Contributed by Michael Sampson Sweeney

Ninth Avenue is about a poor hard-ass Irish-Catholic family in Hell’s Kitchen New York, who’s daughter, through all the racist trials and tribulations, falls in love with a black man and they go off to marry and live happily ever after. This is a charming and flattering review in The Pittsburgh Courier, on April 16, 1927, by Geraldyn Dismond, the famous African-American journalist, editor, critic, author and community leader. She was born and raised in Chicago and graduated with a degree in philosophy from the University of Chicago in 1915. She frequented some of the same venues as Bodenheim in his early Chicago days. She, like Bodenheim, moved to New York in the early 1920‘s where she became a prominent Harlem Renaissance figure. At the time of this review she was the New York correspondent for The Pittsburgh Courier, an African-American newspaper.

The review shines light on what I have come to believe is the importance of Bodenheim’s novels; the day-to-day life of people born into confusing and difficult circumstances; the unfulfilled upper class, over-worked middle class, the lower class, minorities and the disenfranchised. With all the unresolved racist shit that has bubbled up through the Obama presidency, and Donald Trump’s bigoted pandering hypocrisies, this seems like an article about a book that should be released today; 2018, remarkably, instead of 1927 when such talk was absolute anathema in most parts of America!

“It was with the keenest interest that I approached Ninth Avenue. Not because I heard a gentleman of color was woven into the plot or that studio parties with which I am familiar filled a chapter or two, but because Maxwell Bodenheim has always come in for a good bit of hero worship from me and because I associate him with Chicago. My native lazyness and my sense of my literary short-comings restrained me so I never met Bodenheim. Anything that Bodenheim wrote I would enjoy. With me he is the teacher’s pet. He describes emotions which I have experienced; paints situations with which I am familiar; he knows women as women know each other and better than they know themselves; and he has the fearlessness of a fool. He writes about life as it actually exists all around us but as most of us don’t care to admit. I will confess that my reading is sandwiched between a cocktail and a dance, but I have yet to find a book or play in which a white woman of any superior character or intelligence loved, respected and married a black man and came to any good end. Yet it happens!

“White men through the ages have been permitted full sway with dusky heroines. Of course the most popular type of fiction leaves the lady deserted, but faithful, or sacrifices her to poison. But as Mr. Bodenheim so aply expresses it, “ since Shakespeare’s Othello, the idea that colored and white people weren’t meant to get along with each other has been going strong.”

“The most unusual thing, therefore, about Ninth Avenue to my mind, is that a young white girl, the pick of her lowbrow family, charming, sought after by men of her own group, intelligent, ambitious, clean minded, and in no way a degenerate, selects of her own free will, ponders over the outcome and decided to love, honor and obey a Negro and considers herself darn lucky. 

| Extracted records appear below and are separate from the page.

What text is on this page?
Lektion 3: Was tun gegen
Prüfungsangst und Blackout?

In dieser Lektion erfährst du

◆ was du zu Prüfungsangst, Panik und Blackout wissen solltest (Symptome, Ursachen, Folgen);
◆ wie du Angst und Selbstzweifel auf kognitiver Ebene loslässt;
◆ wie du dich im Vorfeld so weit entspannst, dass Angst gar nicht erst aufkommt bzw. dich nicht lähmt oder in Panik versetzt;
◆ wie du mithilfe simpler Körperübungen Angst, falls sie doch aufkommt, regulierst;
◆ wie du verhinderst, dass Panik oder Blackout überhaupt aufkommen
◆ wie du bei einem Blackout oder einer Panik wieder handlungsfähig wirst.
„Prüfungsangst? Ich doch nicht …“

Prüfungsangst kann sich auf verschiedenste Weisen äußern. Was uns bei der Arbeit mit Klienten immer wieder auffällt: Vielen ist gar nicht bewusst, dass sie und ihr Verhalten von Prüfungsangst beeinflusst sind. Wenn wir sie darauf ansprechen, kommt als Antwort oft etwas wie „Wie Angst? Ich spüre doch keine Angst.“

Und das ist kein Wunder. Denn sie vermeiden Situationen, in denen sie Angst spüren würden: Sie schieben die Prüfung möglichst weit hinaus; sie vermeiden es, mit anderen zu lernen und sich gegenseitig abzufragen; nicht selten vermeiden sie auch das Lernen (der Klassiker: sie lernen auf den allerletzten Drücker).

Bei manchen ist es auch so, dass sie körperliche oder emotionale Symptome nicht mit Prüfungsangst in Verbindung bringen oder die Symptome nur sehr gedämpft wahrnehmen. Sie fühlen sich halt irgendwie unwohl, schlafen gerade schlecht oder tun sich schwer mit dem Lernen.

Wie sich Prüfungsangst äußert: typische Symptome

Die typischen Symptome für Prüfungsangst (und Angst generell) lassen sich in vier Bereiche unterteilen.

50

“That is unusual. But what is almost beyond belief, that Bodenheim does not have the lightning strike her dead rather than see white womanhood so outraged, or punish her by linking her to a beast, but gives her a man you would love for your very own–restrained, a poet, handsome, the perfect lover, thrifty, a fine gentleman.

“Bodenheim isn’t lying or exaggerating. He has been on the same parties that we have. He knows the people that we know. His Negroes are our every day friends. They are intelligent, physically attractive and creative, possessing the same weakness and strength as their white companions and differing not even so very much in appearance. We know that racial antipathies exist but he puts forth the idea that exceptional men and women can rise above them, and that what starts as a fad can end as an avalanche. 

“His humor and slang are delightful. I was annoyed however by the fact that the expressions absolutely familiar to me were explained and unusual words surrounded by quotation marks instead of being permitted to enter naturally into the description or conversation. Of course I may be exceptionally well up on current bad english and studio parlance and no doubt Bodenheim hopes to have his books read in the jungles of Georgia, but God help him if he is ever recognized in those parts!”